1. neigh: When you use full list, all the neighbors of atom I are stored with atom I. On the contrary, for a half list, the I-J interaction is stored either with atom I or J but not both. For GPU, a value of full for neigh keyword is often more efficient, and in case of CPU a value of half is often faster.
2. newton: Using this keyword you can turn Newton’s 3rd law on or off for pairwise and bonded interactions. Turning this on means less computation and more communication, and setting it off means interactions will be calculated by both processors if these interacting atoms are being handled by these two different processors. This results in more computation and less communication. Definitely for GPUs, less communication is usually the better situation. Therefore, a value of off for GPUs is efficient while a value of on could be faster for CPUs.
3. binsize: Default value is given in the above table. But there could be exceptions. For example, if you use a larger cutoff for the pairwise potential than the normal, you need to override the default value of binsize with a smaller value.
4. comm, comm/exchange, comm/forward, comm/reverse: From the table you can already tell what it does. Three possible values are no, host and device. For GPUs, device is faster if all the styles used in your calculation are Kokkos-enabled. But, if not, it may results in communication overhead due to CPU-GPU communication. For CPU-only systems, host is the fastest. For Xeon Phi and CPU-only systems, host and device work identically.
5. cuda/aware: When we use regular MPI, multiple instances of an application is launched and distributed to many nodes in a cluster using the MPI application launcher. This passes pointers to host memory to MPI calls. But, when we want to use CUDA and MPI together, it is often required to send data from the GPU instead of the CPU. CUDA-aware MPI allows the GPU data to pass directly through MPI send/receive calls without first which copying the data from device to host, and thus CUDA-aware MPI helps to eliminate the overhead due to this copying process. But, not all HPC systems have the CUDA-aware MPI available and it results in a Segmentation Fault error at runtime. We can avoid this error by setting its value to off (i.e. cuda/aware off). But, whenever a CUDA-aware MPI is available to you, you should not need to use this.
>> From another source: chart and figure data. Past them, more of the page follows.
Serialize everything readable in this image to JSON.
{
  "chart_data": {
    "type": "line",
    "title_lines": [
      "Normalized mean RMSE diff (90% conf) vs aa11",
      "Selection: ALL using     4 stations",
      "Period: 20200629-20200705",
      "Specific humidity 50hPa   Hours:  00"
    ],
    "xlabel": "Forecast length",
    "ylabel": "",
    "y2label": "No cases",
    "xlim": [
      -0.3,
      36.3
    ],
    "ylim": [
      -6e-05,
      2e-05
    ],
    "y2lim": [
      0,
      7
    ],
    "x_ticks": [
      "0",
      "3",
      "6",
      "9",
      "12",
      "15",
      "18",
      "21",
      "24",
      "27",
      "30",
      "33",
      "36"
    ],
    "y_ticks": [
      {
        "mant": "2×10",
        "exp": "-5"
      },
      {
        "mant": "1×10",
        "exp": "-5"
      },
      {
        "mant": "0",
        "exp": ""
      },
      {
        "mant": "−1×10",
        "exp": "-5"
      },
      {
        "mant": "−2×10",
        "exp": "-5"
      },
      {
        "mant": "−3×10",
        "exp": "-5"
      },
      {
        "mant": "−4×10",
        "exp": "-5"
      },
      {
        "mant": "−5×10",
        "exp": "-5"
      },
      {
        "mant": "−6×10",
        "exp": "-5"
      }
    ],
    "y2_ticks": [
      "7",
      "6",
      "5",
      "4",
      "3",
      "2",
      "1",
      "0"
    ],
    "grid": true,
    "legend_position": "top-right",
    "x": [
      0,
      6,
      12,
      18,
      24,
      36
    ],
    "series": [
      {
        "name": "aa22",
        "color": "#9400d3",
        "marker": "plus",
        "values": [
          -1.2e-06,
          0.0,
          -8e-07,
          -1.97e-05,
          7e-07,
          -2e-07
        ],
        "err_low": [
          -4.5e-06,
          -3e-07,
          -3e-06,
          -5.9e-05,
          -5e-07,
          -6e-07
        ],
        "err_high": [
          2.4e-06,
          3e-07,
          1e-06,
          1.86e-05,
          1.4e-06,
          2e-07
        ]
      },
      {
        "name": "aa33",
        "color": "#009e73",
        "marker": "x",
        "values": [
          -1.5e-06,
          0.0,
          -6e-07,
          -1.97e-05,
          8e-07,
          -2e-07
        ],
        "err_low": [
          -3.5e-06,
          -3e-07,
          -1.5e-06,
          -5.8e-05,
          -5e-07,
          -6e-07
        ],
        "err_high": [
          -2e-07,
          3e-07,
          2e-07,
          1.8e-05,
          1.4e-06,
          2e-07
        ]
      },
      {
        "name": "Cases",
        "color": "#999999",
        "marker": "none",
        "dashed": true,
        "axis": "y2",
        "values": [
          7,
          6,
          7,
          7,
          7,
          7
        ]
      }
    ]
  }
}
Invoking Kokkos through input file or through command-line?

Unlike the USER-OMP or the GPU package in the previous episode which supports either OpenMP or GPU, the Kokkos package supports both OpenMP and GPUs. This adds additional complexity to the command-line to invoke appropriate execution mode (OpenMP or GPU) when you decide to use Kokkos for your LAMMPS runs. In the following section, we'll touch on a few general command-line features which are needed to call Kokkos. More detailed OpenMP or GPU specific command-line switches will be discussed in later episodes.

Let us recall the command-line to submit a LAMMPS job that uses USER-OMP as an accelerator package (see here to refresh your memory).

mpirun -np 40 -ppn 10 lmp -sf omp -pk omp 4 -in in.rhodo neigh no

{: .bash}

We can perform a straight-forward to edit the above command-line to try to make it appropriate for a Kokkos run. A few points to keep in mind:

1. The total number of MPI ranks is set in the usual way via mpirun, mpiexec or srun command. It has nothing to do with Kokkos and will depend on your HPC system.
   • mpirun -np 40 -ppn 10 allows you to submit the job in 4 nodes each of them having 10 MPI processes.
2. To enable Kokkos package you need to use a switch -k on.
3. To use Kokkos enabled styles (pair styles/fixes etc.), you need one additional switch -sf kk. This will append the /kk suffix to all the styles that Kokkos supports in LAMMPS. For example, when you use this, the lj/charmm/coul/long pair style would be read as lj/charmm/coul/long/kk at runtime.

With these points keeping in mind, the above command-line could be modified to make it ready for Kokkos:

mpirun -np 40 -ppn 10 lmp -k on -sf kk -in in.rhodo

{: .bash}

But, unfortunately, this above command-line is still incomplete. We have not yet passed any information about the package <arguments> yet. These might include information about the execution mode (OpenMP or GPU), or the number of OpenMP threads, or the number of GPUs that we want to use for this run, or any other keywords (and values). We'll discuss more about them in the following episodes.